By Edward Trotter-
An Indepenent Inquiry into Child Sexual Abuse (IICSA) has said that the government should pay all 2,000 former migrants from England and Wales forced abroad as children.
The inquiry calls for the compensation to be made to all those still alive within 12 months. Many of the victims suffered abuse when sent to Australia and parts of the British Empire from 1945-1970 by charities and the Catholic church
The Australian and UK governments apologised in 2009 and 2010.
About 4,000 children were sent to Australia, New Zealand, Canada and Southern Rhodesia, now Zimbabwe, between 1945 and 1970.
The inquiry heard from various former migrants who claimed they and others suffered sexual and physical abuse at the hands of those running the schools and orphanages they were sent to.
Norman Johnson, a former child migrant, said the inquiry had “pointed the finger” at the British government.
Mr Johnson, who was deported from Aberdeen at the age of seven, said that former migrants now needed to speak to Prime Minister Theresa May.
“We want to die knowing that justice has been served,” he added.
The inquiry’s report said all former child migrants should receive compensation – whether or not they were sexually abused – because all had been put at risk of sexual abuse.
Inquiry chairwoman Professor Alexis Jay said: “Child migration was a deeply flawed government policy that was badly implemented by numerous organisations which sent children as young as five years old abroad.
“The policy was allowed to continue despite evidence over many years showing that children were suffering.”
The inquiry said the government was “primarily responsible” for the scheme managed by the Catholic church and charities, including Barnardo’s and The Fairbridge Society, which is now part of the Prince’s Trust.

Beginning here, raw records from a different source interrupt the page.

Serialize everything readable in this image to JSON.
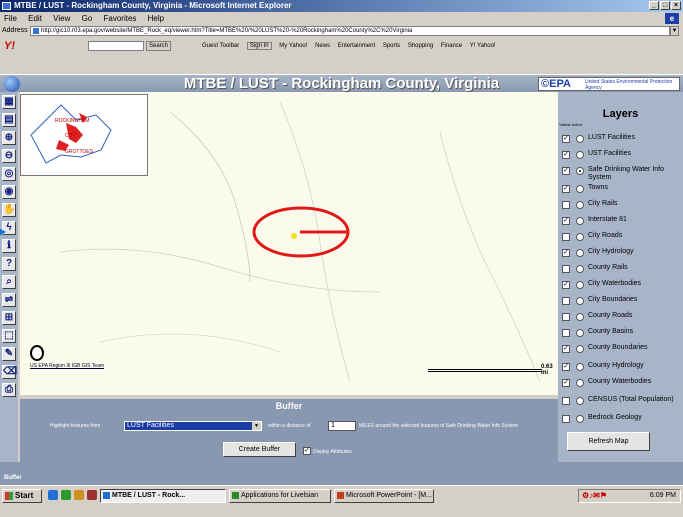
{
  "window": {
    "title": "MTBE / LUST - Rockingham County, Virginia - Microsoft Internet Explorer",
    "controls": [
      "_",
      "□",
      "×"
    ]
  },
  "menubar": {
    "items": [
      "File",
      "Edit",
      "View",
      "Go",
      "Favorites",
      "Help"
    ]
  },
  "address": {
    "label": "Address",
    "url": "http://gic10.r03.epa.gov/website/MTBE_Rock_eq/viewer.htm?Title=MTBE%20/%20LUST%20-%20Rockingham%20County%2C%20Virginia"
  },
  "yahoo_toolbar": {
    "logo": "Y!",
    "search_button": "Search",
    "guest_label": "Guest Toolbar",
    "signin_button": "Sign In",
    "items": [
      "My Yahoo!",
      "News",
      "Entertainment",
      "Sports",
      "Shopping",
      "Finance",
      "Y! Yahoo!"
    ]
  },
  "app": {
    "title": "MTBE / LUST - Rockingham County, Virginia",
    "epa_mark": "©EPA",
    "epa_sub": "United States Environmental Protection Agency"
  },
  "map": {
    "overview_labels": [
      "ROCKINGHAM",
      "CITY",
      "GROTTOES"
    ],
    "credit": "US EPA Region III IGB GIS Team",
    "scale_label": "0.63 mi"
  },
  "layers": {
    "title": "Layers",
    "header": "Visible Active",
    "items": [
      {
        "name": "LUST Facilities",
        "visible": true,
        "active": false
      },
      {
        "name": "UST Facilities",
        "visible": true,
        "active": false
      },
      {
        "name": "Safe Drinking Water Info System",
        "visible": true,
        "active": true
      },
      {
        "name": "Towns",
        "visible": true,
        "active": false
      },
      {
        "name": "City Rails",
        "visible": false,
        "active": false
      },
      {
        "name": "Interstate 81",
        "visible": true,
        "active": false
      },
      {
        "name": "City Roads",
        "visible": false,
        "active": false
      },
      {
        "name": "City Hydrology",
        "visible": true,
        "active": false
      },
      {
        "name": "County Rails",
        "visible": false,
        "active": false
      },
      {
        "name": "City Waterbodies",
        "visible": true,
        "active": false
      },
      {
        "name": "City Boundaries",
        "visible": false,
        "active": false
      },
      {
        "name": "County Roads",
        "visible": false,
        "active": false
      },
      {
        "name": "County Basins",
        "visible": false,
        "active": false
      },
      {
        "name": "County Boundaries",
        "visible": true,
        "active": false
      },
      {
        "name": "County Hydrology",
        "visible": true,
        "active": false
      },
      {
        "name": "County Waterbodies",
        "visible": true,
        "active": false
      },
      {
        "name": "CENSUS (Total Population)",
        "visible": false,
        "active": false
      },
      {
        "name": "Bedrock Geology",
        "visible": false,
        "active": false
      }
    ],
    "refresh_button": "Refresh Map"
  },
  "buffer": {
    "title": "Buffer",
    "highlight_label": "Highlight features from",
    "selected_layer": "LUST Facilities",
    "within_label": "within a distance of",
    "distance": "1",
    "miles_label": "MILES around the selected features of Safe Drinking Water Info System",
    "create_button": "Create Buffer",
    "display_attributes_label": "Display Attributes",
    "display_attributes_checked": true
  },
  "status": {
    "label": "Buffer"
  },
  "taskbar": {
    "start": "Start",
    "tasks": [
      "MTBE / LUST - Rock...",
      "Applications for Livelsian",
      "Microsoft PowerPoint - [M..."
    ],
    "clock": "6:09 PM"
  }
}
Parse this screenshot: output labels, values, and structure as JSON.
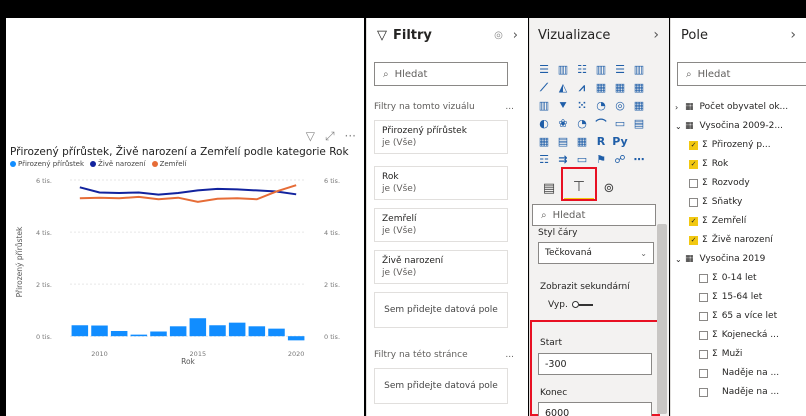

The report also said the government failed to ensure children were protected and failed to respond to reports of abuse.
The inquiry also states that the British Government did not want to jeopardise its relationship with the Australian government. The government not want to upset Barnardo’s or the Fairbridge Society.
Many of the organisations “enjoyed patronage from persons of influence and position”
The avoidance of “embarrassment and reputational risk was more important” than care of the children.
The report adds that successive governments after 1970 failed to accept full responsibility
Other institutions involved in the scheme which have failed to apologise should so do so “as soon as possible”.
The investigation into child migration is one of the first of dozens of planned inquiries carried out by IICSA since it was set up in 2014 to “expose” past failures and “learn the lessons”.
It was conceived after the 2011 death of BBC presenter Jimmy Savile, when hundreds of people came forward to say he had abused them as children, with the spotlight often falling on the institutions which failed to protect them.
A spokesman for the Department for Health and Social Care said the inquiry’s report would be “carefully considered” and would be responded to “in due course”.
He said “successive governments” have accepted the “misguided and deeply flawed” policy was “wrong” and more than £9m has been made available to former child migrants to help them be reunited with their families.